Here’s more background: uglify-es is a minifier based on uglify-js. A minifier can eliminate unused code, and this is how Webpack achieves tree-shaking. It delegates dead code elimination to the minifier used for production bundles. Unfortunately, as of [email protected] and [email protected], there’s a significant performance problem in this minifier code base that happens to effect modules that are formatted like our icon packages. Also, the uglify-es project has transitioned ownership and been renamed terser.

We expect that future releases of Webpack will depend upon terser instead of uglify-es, and will include the performance fix that will make tree-shaking fast again in Webpack 4. In the meantime, if you’re facing this problem, there are a few workarounds that you might consider.

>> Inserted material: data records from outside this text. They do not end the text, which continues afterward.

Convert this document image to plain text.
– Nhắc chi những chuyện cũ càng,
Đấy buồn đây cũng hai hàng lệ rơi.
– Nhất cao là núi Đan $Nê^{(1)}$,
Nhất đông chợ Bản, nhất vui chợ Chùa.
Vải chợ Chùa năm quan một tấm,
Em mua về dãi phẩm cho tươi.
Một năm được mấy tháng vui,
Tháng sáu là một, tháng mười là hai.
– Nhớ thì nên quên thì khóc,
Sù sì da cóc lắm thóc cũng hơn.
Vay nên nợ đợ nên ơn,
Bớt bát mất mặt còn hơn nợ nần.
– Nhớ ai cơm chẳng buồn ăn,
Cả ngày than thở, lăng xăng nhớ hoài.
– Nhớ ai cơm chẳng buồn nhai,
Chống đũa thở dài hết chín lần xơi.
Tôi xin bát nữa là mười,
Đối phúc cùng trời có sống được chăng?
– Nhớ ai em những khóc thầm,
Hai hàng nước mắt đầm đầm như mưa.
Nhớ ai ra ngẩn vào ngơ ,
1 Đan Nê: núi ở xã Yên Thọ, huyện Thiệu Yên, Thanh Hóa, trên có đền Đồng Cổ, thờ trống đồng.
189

Workaround 1: Use deep imports - Each icon is available as a submodule in CommonJS format and can be imported like the example below. This avoids tree-shaking entirely.

// Bullet-proof deep import example
import { faCoffee } from '@fortawesome/free-solid-svg-icons/faCoffee' // <-- note the extra faCoffee there

Workaround 2: Switch to Babel Minify - Configure webpack to use babel-minify instead of uglify-es or uglifyjs, like this:

webpack.config.js
const BabelMinifyPlugin = require('babel-minify-webpack-plugin')
module.exports = {
// ...
optimization: {
minimizer: [
new BabelMinifyPlugin()
]
}
}

Workaround 3: Disable collapse_vars - Stick with uglify-es or uglify-js 3.x, but configure webpack to disable the collapse_vars compression option. This would impact your whole build, of course, not just the Font Awesome modules.

webpack.config.js
// Disable collpase_vars
const UglifyWebpackPlugin = require('uglifyjs-webpack-plugin')
module.exports = {
// ...
optimization: {
minimizer: [
new UglifyWebpackPlugin({
uglifyOptions: {
compress: {
collapse_vars: false
}
}
})
]
}
}

Zero-configuration tools

If you’re using a tool like angular-cli that uses Webpack 4 under the hood, it may be necessary to eject from the tool’s configuration management if you want to make any of the Webpack configuration modifications suggested above.

If ejecting is too undesirable, then your best options are probably to either downgrade to a version of that tool set that uses Webpack 3 until the fix for this performance regression is available, or switch to using deep imports as described above until the fix is available.